You have to admit that there is something nostalgic about the act of scrapbooking and collage in the 2020’s. I grew up with a mom who kept scrapbooks of all of her kids, adorning pages with cut-out photos, stickers, and notes.
The hobby itself helped introduce non-professional designers to concepts like layout structure, color coordination, and typography—which are all core elements of graphic design. Scrapbookers combine images with embellishments and captions, which parallels how designers use grid layouts, visual hierarchy, and design elements in their projects. Even though my mom was no designer, it was accessible and was something she found enjoyable.
With the advancement of digital tools in the early 2000s, scrapbooking transitioned from physical to digital formats.
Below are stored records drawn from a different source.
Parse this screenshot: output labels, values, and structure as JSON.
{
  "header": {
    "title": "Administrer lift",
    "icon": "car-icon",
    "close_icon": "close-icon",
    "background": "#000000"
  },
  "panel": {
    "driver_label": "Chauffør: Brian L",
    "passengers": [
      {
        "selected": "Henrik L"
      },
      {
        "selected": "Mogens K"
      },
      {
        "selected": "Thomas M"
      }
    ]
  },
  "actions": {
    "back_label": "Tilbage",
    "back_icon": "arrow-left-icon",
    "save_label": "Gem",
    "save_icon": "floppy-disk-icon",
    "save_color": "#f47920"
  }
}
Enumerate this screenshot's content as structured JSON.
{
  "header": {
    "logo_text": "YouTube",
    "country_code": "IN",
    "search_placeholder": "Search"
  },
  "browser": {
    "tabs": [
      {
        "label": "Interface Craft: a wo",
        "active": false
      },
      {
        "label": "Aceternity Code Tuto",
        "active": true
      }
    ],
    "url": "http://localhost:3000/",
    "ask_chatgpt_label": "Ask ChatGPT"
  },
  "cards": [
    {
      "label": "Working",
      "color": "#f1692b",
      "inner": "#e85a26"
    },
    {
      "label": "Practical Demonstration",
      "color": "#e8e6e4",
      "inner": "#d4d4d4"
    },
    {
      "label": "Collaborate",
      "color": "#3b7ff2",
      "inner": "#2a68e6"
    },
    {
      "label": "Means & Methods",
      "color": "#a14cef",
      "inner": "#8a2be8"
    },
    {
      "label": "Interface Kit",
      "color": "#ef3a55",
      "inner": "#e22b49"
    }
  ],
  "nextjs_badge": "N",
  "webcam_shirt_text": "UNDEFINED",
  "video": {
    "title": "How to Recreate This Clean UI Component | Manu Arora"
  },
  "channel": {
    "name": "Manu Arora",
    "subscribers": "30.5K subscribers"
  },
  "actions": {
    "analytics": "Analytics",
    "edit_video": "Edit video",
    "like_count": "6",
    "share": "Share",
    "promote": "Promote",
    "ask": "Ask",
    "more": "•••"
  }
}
This shift blended scrapbooking with graphic design software, as people began using programs like Adobe Photoshop, Canva, or CorelDRAW to create digital scrapbook pages. This popularized the use of layers, digital assets, and photo manipulation in personal and professional design projects. It also echoes to the way things were made in the past.
Today we see it used in some fun ways that I will share!

Barbara Kruger
Kruger’s touch on using photographic imagery as well as text overlay in her designs classify it as collage. Her process included taking pre-existing imagery found in mass media and juxtaposing it with high contrast, punchy text. Her work’s symbolism and messaging are extremely effective and compelling to the viewer, putting it on the map in graphic design history.

Eduardo Recife
Recife is a designer who is heavily influenced by vintage imagery and juxtaposing modern technology with aesthetics of the past. Many of his collages combine disjointed imagery, typography, and feature a unique handmade quality to them. His process includes manual collage techniques where he cuts out found media that he later scans in to manipulate digitally. I love how he employs typography within his art and it marries the digital and manual beautifully.
As designers, as we go about into creating a digital scrapbook or a collage design, we can appreciate the past and its old techniques that got us to where we are today. It’s an aesthetic that I cannot get enough of!